Can MTBF Be Used for Non-Repairable Items?

Great question! The answer is no. MTBF is used for items that can be repaired more than once. For items that must be replaced upon failure, such as light bulbs, we use Mean Time To Failure (MTTF). So if a light bulb fails every 5.6 years, then it's MTTF is 5.6 years. MTTF can be used for all kinds of single-use/non-repairable items across your property to make more precise expense forecasts, which then influence your forecasted capital investments and bottom-line profitability.

 

Other Maintenance Metrics for Hotels

In addition to MTBF and MTTF, there are two other key metrics for managing preventative maintenance and extending the life of your equipment:

MTTD is the mean time to detect, or the time that it takes your team to detect an issue once it's occurred.

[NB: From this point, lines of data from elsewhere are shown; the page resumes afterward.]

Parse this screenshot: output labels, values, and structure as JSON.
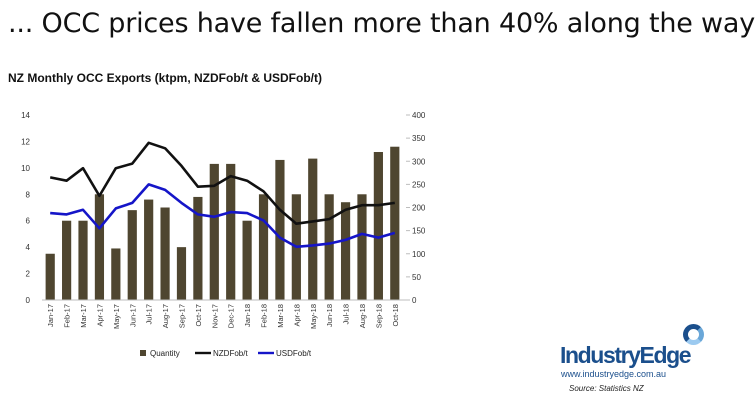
{
  "slide": {
    "title": "... OCC prices have fallen more than 40% along the way"
  },
  "chart_data": {
    "type": "bar",
    "title": "NZ Monthly OCC Exports (ktpm, NZDFob/t & USDFob/t)",
    "categories": [
      "Jan-17",
      "Feb-17",
      "Mar-17",
      "Apr-17",
      "May-17",
      "Jun-17",
      "Jul-17",
      "Aug-17",
      "Sep-17",
      "Oct-17",
      "Nov-17",
      "Dec-17",
      "Jan-18",
      "Feb-18",
      "Mar-18",
      "Apr-18",
      "May-18",
      "Jun-18",
      "Jul-18",
      "Aug-18",
      "Sep-18",
      "Oct-18"
    ],
    "y_left": {
      "ticks": [
        "0",
        "2",
        "4",
        "6",
        "8",
        "10",
        "12",
        "14"
      ],
      "ylim": [
        0,
        14
      ]
    },
    "y_right": {
      "ticks": [
        "0",
        "50",
        "100",
        "150",
        "200",
        "250",
        "300",
        "350",
        "400"
      ],
      "ylim": [
        0,
        400
      ]
    },
    "grid": false,
    "legend_position": "bottom",
    "series": [
      {
        "name": "Quantity",
        "kind": "bar",
        "axis": "left",
        "color": "#4f4630",
        "values": [
          3.5,
          6.0,
          6.0,
          8.0,
          3.9,
          6.8,
          7.6,
          7.0,
          4.0,
          7.8,
          10.3,
          10.3,
          6.0,
          8.0,
          10.6,
          8.0,
          10.7,
          8.0,
          7.4,
          8.0,
          11.2,
          11.6
        ]
      },
      {
        "name": "NZDFob/t",
        "kind": "line",
        "axis": "right",
        "color": "#111111",
        "values": [
          265,
          258,
          285,
          225,
          285,
          295,
          340,
          328,
          290,
          245,
          247,
          268,
          258,
          235,
          195,
          165,
          170,
          175,
          195,
          205,
          205,
          210
        ]
      },
      {
        "name": "USDFob/t",
        "kind": "line",
        "axis": "right",
        "color": "#1515c8",
        "values": [
          188,
          185,
          195,
          155,
          198,
          210,
          250,
          238,
          210,
          185,
          180,
          190,
          188,
          172,
          135,
          115,
          118,
          122,
          130,
          143,
          135,
          145
        ]
      }
    ]
  },
  "logo": {
    "name": "IndustryEdge",
    "url": "www.industryedge.com.au"
  },
  "source": "Source: Statistics NZ"
}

Thankfully, smart devices and connected systems detect issues in real-time, thus pushing MTTD  for certain systems to zero. Even so, you may want to encourage faster detection by tracking MTTD in your preventive maintenance plan,

MTTR is the mean time to repair, or the time that it takes you to fix an issue once it's detected. This actually has a very real impact on hotel operations, as having rooms and other equipment out of service affects the guest experience and bottom-line profitability.  As a metric of efficiency and proactivity, your maintenance team should always strive to shorten the mean time to repair.

 

Getting Started With MTBF

The first step is to start tracking failures. Your preventative maintenance software can do this for you or you can use a simple spreadsheet. These logs are essential to monitoring the time between failures; without that information, you can't optimize performance. If your team is not already in the habit of logging equipment issues, make it a priority to train everyone on the new system. They will need to log the time of failure and the time of repair completion so that you can calculate MTTR and MTBF. For non-repairable items, it would just be the time of failure for an accurate calculation of MTTF.

 

With those metrics, you’ll have much greater control over maintenance costs and repair times, which have a direct line to profitability and capital expenditures!